Using bigger pieces of worm, bites were often missed, probably something like 1 in 5 resulted in a banked fish. So where was this massive Roach then, ? nowhere to be seen. It didn’t help that I had to cut the session early too as a flu fever took over and hot sweats changed to my entire body covered in goose bumps. I was rough the rest of the weekend. With the closed season here with us next week, it will have to wait for another day. I returned through the woods and again took a load of dumped angler’s rubbish hanging from tree home, discarded rubbish today was a load of cheap Polish beer cans and tins of sweetcorn, in a Lanes carrier bag. I despair.

Monday 2 March 2015

Medusa Machination

With the air temperature on the increase I was hoping the Barbel might be on the move after a few weeks of cold and wet wintry weather. The Warwickshire Avon was still up after a deluge of rain from the previous week it remained caliginous and tea like in colour. It suited a pungent bait, a Medusa ball of ammonia leaking maggots. I filled a swim feeder with meaty groundbait and cooked hemp and positioned in an area of slack just off the main flow of the river.

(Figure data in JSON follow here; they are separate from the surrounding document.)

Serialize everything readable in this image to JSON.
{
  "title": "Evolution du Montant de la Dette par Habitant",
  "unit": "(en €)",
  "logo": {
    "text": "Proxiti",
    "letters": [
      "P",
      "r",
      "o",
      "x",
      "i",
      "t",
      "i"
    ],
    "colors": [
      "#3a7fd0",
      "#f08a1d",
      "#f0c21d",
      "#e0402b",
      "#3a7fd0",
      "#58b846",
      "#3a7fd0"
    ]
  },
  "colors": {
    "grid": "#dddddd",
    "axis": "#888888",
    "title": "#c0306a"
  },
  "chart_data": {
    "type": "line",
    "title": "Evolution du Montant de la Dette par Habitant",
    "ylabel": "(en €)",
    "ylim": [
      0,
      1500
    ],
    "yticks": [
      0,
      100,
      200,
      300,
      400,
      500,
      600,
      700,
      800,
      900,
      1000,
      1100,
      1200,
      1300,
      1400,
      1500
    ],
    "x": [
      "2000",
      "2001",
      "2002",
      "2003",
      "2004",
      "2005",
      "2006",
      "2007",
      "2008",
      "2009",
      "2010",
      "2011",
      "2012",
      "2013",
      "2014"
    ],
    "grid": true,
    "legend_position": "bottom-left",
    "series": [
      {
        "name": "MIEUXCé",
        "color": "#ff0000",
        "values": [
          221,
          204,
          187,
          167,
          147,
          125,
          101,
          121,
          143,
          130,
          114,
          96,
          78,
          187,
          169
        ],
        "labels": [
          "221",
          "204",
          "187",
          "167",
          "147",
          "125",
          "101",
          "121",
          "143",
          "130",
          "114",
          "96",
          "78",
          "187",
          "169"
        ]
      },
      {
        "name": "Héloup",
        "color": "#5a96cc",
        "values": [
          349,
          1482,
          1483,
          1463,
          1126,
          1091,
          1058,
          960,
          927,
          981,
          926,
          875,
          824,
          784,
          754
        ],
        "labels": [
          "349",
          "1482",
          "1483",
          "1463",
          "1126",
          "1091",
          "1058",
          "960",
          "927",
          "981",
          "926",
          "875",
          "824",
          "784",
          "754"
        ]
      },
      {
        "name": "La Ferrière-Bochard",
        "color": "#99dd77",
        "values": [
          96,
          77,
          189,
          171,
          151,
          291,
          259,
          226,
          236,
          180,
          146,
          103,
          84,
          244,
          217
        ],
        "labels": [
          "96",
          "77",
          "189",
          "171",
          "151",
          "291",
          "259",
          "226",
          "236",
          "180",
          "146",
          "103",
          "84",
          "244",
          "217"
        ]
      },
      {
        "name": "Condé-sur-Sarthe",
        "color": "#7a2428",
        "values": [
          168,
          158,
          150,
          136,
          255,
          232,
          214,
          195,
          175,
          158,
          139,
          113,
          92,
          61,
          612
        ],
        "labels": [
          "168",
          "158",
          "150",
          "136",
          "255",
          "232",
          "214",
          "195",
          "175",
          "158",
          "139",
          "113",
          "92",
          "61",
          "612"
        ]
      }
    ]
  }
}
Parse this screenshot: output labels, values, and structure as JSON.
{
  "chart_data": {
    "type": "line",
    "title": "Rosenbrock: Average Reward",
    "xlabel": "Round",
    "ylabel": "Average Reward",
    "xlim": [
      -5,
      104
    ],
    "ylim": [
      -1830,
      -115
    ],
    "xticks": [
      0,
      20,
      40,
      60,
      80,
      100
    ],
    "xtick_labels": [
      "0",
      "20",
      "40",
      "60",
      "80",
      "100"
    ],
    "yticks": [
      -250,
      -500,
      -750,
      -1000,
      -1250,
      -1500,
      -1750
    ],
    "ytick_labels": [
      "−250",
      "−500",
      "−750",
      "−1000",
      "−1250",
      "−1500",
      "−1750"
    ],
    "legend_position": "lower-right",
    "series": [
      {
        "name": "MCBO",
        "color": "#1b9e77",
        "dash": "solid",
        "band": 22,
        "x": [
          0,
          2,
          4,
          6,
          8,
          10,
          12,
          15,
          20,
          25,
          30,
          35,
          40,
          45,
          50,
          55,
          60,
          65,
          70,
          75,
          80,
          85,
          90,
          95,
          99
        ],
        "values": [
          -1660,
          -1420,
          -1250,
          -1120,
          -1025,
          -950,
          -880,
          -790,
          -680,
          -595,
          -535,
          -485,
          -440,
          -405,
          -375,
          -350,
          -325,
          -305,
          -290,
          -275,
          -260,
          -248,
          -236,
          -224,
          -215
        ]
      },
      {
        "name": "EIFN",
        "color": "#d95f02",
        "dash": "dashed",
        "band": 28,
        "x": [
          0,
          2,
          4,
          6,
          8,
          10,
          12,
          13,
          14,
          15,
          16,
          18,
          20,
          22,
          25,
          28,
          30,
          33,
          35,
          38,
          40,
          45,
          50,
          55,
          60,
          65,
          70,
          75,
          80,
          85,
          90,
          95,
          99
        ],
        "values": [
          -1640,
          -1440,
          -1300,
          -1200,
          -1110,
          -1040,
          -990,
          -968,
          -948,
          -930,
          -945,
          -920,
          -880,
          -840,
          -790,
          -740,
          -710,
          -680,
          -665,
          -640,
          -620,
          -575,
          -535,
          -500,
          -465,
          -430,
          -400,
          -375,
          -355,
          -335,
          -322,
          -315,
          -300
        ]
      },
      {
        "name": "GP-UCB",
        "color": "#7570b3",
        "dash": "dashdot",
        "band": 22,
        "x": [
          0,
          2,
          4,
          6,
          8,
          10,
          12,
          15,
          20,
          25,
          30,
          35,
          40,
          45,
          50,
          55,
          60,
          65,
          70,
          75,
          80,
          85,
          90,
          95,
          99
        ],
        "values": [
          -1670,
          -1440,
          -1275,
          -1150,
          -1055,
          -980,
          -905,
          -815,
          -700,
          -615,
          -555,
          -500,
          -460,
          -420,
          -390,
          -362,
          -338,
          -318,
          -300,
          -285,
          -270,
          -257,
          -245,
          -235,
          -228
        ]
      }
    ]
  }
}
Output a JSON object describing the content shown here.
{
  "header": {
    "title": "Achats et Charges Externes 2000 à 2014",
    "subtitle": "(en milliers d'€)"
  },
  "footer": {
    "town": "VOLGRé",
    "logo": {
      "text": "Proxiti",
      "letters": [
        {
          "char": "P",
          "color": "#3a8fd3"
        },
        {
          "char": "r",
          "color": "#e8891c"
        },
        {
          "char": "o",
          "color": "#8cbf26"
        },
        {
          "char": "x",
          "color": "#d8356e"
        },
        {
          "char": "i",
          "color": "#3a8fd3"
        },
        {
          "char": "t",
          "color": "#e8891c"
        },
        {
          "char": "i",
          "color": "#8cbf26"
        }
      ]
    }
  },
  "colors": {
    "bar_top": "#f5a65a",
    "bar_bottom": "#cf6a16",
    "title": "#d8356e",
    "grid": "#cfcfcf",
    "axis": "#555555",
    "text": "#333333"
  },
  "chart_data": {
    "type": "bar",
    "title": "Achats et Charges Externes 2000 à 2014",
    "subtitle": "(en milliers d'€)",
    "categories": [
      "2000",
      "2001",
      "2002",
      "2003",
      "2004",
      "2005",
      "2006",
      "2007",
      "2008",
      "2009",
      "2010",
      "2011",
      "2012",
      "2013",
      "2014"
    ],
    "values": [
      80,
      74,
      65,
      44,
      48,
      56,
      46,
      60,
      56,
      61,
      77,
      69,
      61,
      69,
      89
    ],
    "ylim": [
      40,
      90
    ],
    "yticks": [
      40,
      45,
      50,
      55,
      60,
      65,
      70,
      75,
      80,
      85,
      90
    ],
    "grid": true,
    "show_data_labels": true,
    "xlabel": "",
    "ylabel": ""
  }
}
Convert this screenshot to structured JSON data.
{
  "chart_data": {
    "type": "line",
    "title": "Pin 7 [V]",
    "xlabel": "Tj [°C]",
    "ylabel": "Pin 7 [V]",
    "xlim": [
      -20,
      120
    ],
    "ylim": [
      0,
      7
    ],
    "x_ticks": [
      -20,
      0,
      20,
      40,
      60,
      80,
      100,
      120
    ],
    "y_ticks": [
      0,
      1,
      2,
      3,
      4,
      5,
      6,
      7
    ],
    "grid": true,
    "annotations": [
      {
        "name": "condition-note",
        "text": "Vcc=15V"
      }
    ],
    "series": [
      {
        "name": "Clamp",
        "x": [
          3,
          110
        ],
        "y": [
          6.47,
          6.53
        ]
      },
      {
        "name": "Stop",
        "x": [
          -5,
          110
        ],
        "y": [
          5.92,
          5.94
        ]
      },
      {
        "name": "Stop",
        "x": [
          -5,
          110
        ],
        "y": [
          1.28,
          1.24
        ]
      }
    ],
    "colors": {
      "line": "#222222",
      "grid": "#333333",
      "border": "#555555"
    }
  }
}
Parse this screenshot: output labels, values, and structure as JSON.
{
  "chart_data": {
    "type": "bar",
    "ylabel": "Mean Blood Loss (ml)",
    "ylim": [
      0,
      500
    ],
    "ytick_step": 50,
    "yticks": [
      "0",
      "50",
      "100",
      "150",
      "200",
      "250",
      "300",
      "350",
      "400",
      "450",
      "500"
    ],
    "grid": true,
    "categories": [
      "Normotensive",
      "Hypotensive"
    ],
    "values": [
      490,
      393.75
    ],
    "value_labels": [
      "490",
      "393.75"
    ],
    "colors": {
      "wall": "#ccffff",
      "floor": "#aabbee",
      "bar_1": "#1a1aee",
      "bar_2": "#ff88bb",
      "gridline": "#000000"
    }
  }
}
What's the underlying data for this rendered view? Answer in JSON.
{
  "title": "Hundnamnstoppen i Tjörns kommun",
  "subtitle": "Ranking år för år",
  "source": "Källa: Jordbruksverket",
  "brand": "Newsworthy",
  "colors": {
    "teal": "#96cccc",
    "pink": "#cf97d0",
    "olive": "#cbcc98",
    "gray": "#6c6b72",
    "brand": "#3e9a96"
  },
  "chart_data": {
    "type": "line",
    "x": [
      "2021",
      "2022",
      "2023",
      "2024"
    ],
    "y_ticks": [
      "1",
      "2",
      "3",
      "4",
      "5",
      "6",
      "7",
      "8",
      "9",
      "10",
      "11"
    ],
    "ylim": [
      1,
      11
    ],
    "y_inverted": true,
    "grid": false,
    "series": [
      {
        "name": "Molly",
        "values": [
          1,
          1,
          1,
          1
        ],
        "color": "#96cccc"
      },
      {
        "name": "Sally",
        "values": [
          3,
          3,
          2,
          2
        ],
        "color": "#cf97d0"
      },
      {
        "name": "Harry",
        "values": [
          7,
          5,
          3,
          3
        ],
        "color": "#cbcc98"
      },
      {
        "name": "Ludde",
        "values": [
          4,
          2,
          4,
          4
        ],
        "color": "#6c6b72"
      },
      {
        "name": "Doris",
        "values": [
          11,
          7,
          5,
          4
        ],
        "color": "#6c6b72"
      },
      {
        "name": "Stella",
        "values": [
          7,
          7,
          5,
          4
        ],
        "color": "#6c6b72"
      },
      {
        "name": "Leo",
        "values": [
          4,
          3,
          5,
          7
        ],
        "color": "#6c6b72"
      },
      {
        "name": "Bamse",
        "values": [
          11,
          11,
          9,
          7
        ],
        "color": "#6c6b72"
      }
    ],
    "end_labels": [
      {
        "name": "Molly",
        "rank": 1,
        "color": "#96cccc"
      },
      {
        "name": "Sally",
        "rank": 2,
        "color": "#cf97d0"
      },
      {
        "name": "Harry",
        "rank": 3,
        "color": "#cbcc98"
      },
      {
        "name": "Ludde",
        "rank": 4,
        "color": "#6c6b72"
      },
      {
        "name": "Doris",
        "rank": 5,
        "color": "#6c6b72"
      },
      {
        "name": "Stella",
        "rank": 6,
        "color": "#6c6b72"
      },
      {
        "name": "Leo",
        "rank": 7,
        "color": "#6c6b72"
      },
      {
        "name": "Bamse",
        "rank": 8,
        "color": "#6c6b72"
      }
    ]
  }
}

Fishing at dusk and well in to dark certainly in my experience anyway brings out the bigger fish similarly when the water is up and coloured, it really does get them confident and feeding. The Augustus Gloop Affect. The cold is the biggest issue as a big Barbel doesn’t want to waste much energy finding food so making it easier to find can only help. My nose was testament to the odoriferous bait, it stank, a fetid fish finding food if there ever was one. If Mr Whiskers didn’t fancy it I’m sure a greedy Chub would be more than interested, and this morning they were.


3 powerful fighting Chub, 2, 4lb on the nose and another 3lb 14oz that had been in the wars. Not the intended species but I do love catching Chub. The first felt like a Barbel when I was playing it and gave one of the most powerful bites I’ve ever received from one. Respect.